PCを持っていない人は、USBハブをiPhoneに接続し、そのUSBハブに外付けSSDを2つ接続することで他のSSDにデータをバックアップできる。
iPhoneで外付けSSDをフォーマットする方法
iPhoneと外付けSSDを接続
外付けSSDをフォーマットするということは既に使用したことがあると思うが、念の為に初心者向けにiPhoneと外付けSSDの接続方法も紹介したいと思う。
●iPhone 15以降の外付けSSDの接続方法
iPhone 15以降ではUSB-Cが標準で使えるようになり、外付けSSDもUSB-Cで接続できる製品も増えているので基本的にはUSB-C対応のスティックタイプの外付けSSDであれば下記の写真のように挿し込んで接続するだけだ。USB-Cのケーブル接続の場合も変わらない。

●ライトニングケーブルでの接続方法
iPhone 14以前のライトニングケーブル接続の場合には下記のような構成例で接続する。
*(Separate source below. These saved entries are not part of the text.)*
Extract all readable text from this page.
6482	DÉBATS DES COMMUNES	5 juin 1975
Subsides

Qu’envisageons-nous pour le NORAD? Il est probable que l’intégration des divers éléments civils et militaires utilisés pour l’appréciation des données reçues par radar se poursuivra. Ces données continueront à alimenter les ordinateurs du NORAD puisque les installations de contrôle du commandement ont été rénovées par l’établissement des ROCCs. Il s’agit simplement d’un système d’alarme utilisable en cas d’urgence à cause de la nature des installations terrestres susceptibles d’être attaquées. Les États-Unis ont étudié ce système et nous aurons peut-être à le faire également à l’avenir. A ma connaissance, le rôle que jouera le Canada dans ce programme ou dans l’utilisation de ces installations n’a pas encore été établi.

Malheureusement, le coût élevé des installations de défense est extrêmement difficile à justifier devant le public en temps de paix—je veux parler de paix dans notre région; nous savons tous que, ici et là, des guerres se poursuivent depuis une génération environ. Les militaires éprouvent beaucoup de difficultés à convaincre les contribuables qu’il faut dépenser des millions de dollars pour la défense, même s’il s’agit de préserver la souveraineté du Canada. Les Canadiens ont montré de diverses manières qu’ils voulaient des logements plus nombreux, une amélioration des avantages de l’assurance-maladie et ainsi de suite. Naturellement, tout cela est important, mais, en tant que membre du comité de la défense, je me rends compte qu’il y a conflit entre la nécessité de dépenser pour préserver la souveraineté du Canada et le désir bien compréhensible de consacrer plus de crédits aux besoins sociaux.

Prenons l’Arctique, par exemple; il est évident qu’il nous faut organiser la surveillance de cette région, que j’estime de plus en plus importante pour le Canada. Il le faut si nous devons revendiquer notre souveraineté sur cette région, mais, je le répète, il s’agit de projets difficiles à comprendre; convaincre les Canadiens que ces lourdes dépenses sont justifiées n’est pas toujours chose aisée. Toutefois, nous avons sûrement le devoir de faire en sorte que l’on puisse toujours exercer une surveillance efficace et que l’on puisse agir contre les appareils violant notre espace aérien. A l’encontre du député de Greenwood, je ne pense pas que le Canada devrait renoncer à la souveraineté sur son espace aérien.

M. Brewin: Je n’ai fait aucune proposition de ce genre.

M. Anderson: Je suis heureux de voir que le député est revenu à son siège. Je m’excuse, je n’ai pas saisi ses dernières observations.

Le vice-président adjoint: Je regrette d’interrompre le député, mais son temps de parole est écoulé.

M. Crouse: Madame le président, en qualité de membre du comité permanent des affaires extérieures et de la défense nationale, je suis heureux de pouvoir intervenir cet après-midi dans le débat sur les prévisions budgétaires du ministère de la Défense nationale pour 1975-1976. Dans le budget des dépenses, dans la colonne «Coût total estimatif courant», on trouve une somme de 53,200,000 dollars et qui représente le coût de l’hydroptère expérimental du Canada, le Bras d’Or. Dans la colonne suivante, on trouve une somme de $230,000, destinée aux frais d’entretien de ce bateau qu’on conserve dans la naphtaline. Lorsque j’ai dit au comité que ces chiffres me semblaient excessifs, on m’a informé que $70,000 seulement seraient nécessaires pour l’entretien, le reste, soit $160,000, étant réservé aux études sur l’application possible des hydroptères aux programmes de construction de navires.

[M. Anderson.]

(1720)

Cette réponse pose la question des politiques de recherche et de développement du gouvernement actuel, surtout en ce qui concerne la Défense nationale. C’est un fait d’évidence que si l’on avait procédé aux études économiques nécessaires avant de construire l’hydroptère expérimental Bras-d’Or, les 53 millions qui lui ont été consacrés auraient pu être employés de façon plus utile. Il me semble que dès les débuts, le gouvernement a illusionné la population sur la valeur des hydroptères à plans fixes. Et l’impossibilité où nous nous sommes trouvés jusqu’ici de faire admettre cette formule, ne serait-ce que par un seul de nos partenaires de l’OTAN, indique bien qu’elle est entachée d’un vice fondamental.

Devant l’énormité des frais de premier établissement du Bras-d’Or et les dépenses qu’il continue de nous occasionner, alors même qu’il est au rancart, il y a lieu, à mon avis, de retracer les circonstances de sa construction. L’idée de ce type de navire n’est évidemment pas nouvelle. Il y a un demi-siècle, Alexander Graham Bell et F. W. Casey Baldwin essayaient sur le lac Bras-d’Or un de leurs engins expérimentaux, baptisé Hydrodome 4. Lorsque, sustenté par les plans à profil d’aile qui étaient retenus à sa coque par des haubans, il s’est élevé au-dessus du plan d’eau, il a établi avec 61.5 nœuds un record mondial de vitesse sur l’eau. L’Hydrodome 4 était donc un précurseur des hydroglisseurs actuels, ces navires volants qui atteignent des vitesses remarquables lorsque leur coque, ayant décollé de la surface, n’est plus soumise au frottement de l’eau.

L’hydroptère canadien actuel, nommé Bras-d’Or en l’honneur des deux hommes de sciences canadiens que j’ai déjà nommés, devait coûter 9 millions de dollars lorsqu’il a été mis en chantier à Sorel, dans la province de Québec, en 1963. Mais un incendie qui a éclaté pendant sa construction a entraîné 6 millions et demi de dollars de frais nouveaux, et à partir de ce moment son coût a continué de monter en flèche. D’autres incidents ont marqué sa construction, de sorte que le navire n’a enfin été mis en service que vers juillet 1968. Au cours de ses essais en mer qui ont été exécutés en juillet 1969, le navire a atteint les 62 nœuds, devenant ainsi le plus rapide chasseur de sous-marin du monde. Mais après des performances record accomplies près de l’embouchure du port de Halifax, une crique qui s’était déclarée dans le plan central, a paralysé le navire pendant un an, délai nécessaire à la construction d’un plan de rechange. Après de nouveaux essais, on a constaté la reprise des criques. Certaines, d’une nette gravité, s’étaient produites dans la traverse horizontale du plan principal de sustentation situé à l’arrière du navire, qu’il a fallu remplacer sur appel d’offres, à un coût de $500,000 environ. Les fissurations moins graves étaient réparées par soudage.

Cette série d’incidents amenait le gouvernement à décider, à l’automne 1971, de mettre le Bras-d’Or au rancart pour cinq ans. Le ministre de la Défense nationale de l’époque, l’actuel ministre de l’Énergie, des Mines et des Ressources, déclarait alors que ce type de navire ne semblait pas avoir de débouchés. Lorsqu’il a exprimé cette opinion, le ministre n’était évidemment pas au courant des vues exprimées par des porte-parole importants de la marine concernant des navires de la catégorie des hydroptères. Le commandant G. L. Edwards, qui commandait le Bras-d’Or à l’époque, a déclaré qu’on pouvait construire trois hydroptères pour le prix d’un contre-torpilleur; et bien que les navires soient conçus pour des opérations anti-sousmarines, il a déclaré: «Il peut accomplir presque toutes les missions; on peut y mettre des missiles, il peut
①Apple Lightning USB 3カメラアダプタ
まずは、Apple Lightning USB 3カメラアダプタが必要だ。同様のものが色々と安く売られているが、認識されない可能性が高いので純正がおすすめ。

②USB-C x USB-Aケーブル
ライトニングUSB-3カメラアダプターとSSDを接続するためのUSBケーブルだ。既に持っている、あるいはスティックタイプのSSDの端子がUSB-Aタイプで問題なく挿せるなら購入する必要はない。

③ライトニングケーブル
構成図にあるライトニングケーブル。ライトニングケーブルは既に持っていて、充電器があるなら特に購入する必要はない。

④充電器
構成図にある充電器も既にあるなら購入する必要はない。下記の充電器はUSB-AとPD対応のUSB-C端子が一緒に使えるAnkerの充電器だ。

ファイルアプリで外付けSSDをフォーマット
iPhoneのファイルアプリで外付けSSDをフォーマットする手順を見てみよう。
まずは、ファイルをタップして起動する。

ファイルアプリを起動したら「場所」の項目欄にある外付けSSDを長押しする。外付けSSDの名前は利用している外付けSSDに基づく。

長押しすると下記のようなメニューが表示されるので、消去をタップする。

続いては、下記のフォーマットのいずれから選択する。今回はサンプルで①APFSを選択するが、他のフォーマットを選択した場合でも同じ流れとなる。フォーマットを選択したら、画面右上の②消去をタップする。「暗号化済み」はデータが暗号されるが、読込速度が遅くなる。
- APFS
- exFAT
- MS-DOS (FAT)

下記のように消去案内が表示されるので、問題がなければ消去をタップする。これでフォーマットが開始される。しばらく待つと再度アクセスできるようになる。

フォーマットした外付けSSDが、どのフォーマットになっているかを確認するには、外付けSSDを長押しし表示されたメニューの情報を見るを選択する。

下記図のようにフォーマットがAPFSになっていることを確認できる。